A confession 

Appreciation 

A few months back, my eight year old boy did his school project on ‘Helping Hands‘. He was so thrilled with the concept that everyday, he started telling me ‘new’ areas in which he could be a helping hand to others, of course in his own little way. I was feeling proud that my little boy is having learning of his life and he is loving and enjoying it until that night, when he whispered, “mamma, you are very kind. You are a great help”. He slept then. 

I could barely sleep that night. What have I done in my life? Did my child make a sarcastic remark on me? Had I helped anyone? I could not remember a single instance. I had always been engrossed in my work. So selfish. Except for doing some household work, MY household work, I had never thought of being a help to anyone. I had done nothing for a social cause. No NGOs. Never adopted any pet. People are doing so much for girl education, old people, health, environment, there’s so much to do in this world. What I had done so far? Nothing. Oh, really, nothing, nothing for the society. My child had shook my conscience. I was feeling like a culprit. Actually, it must have been always there somewhere inside me. But I had been ignoring it. And now my child’s statement churned my thoughts and the guilt came out. 

With heavy heart and mild headache,I started MY work, the usual morning chores, the next day. I prepared breakfast. Kids woke up at usual time. I was standing with a glass of milk beside their bed, it was MY usual work, as they have a habit of drinking milk, the first thing in the morning. That morning, I was feeling ashamed of not doing even my usual work properly. I should have inculcated the habit of drinking water as the first thing in the morning, but I could not even do this simple task, how can I be of any help to the society? 

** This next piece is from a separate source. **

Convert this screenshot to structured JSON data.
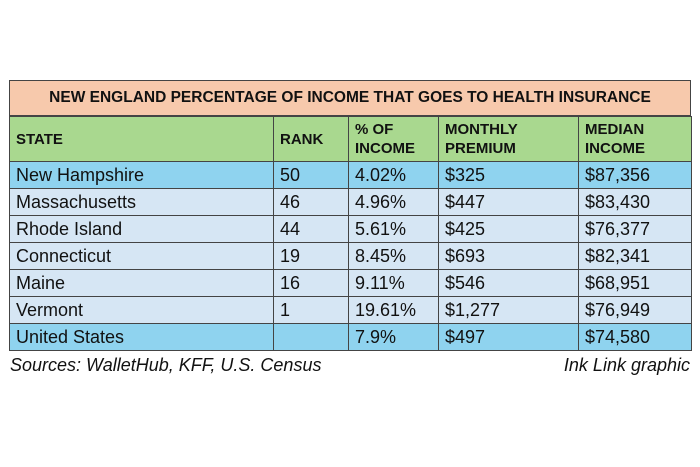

My child, at first did not notice anything unusual, I thought so. But, after getting ready for the school, at the breakfast table he enquired about my dull mood. I tried to give arbitrary answer that he did not understand. He just said, “Mamma.Visit a doctor if you are not feeling well. I need your help in all my things. Otherwise, I would not be able to do this week’s Helping Hand work in my school’s cleanliness drive”.  THAT felt nice. 

Actually, now I think that I was looking for some kind of appreciation for what I’m doing. We all want acceptance, or better, appreciation. Everyone looks for it.  Humility and modesty is okay but still, we always love to be appreciated. That gives us a sense of being important even if it’s for one person or for one cause. This would, in turn boosts our morale and we continue to be a good human being. If appreciation would not be required, there would be no awards, trophies or any other kind of recognition given to anyone. 

I got appreciation from my little one. But still, helping society in some way is there in my mind and if given right opportunity at right time I would love to work for some good cause. We all, should.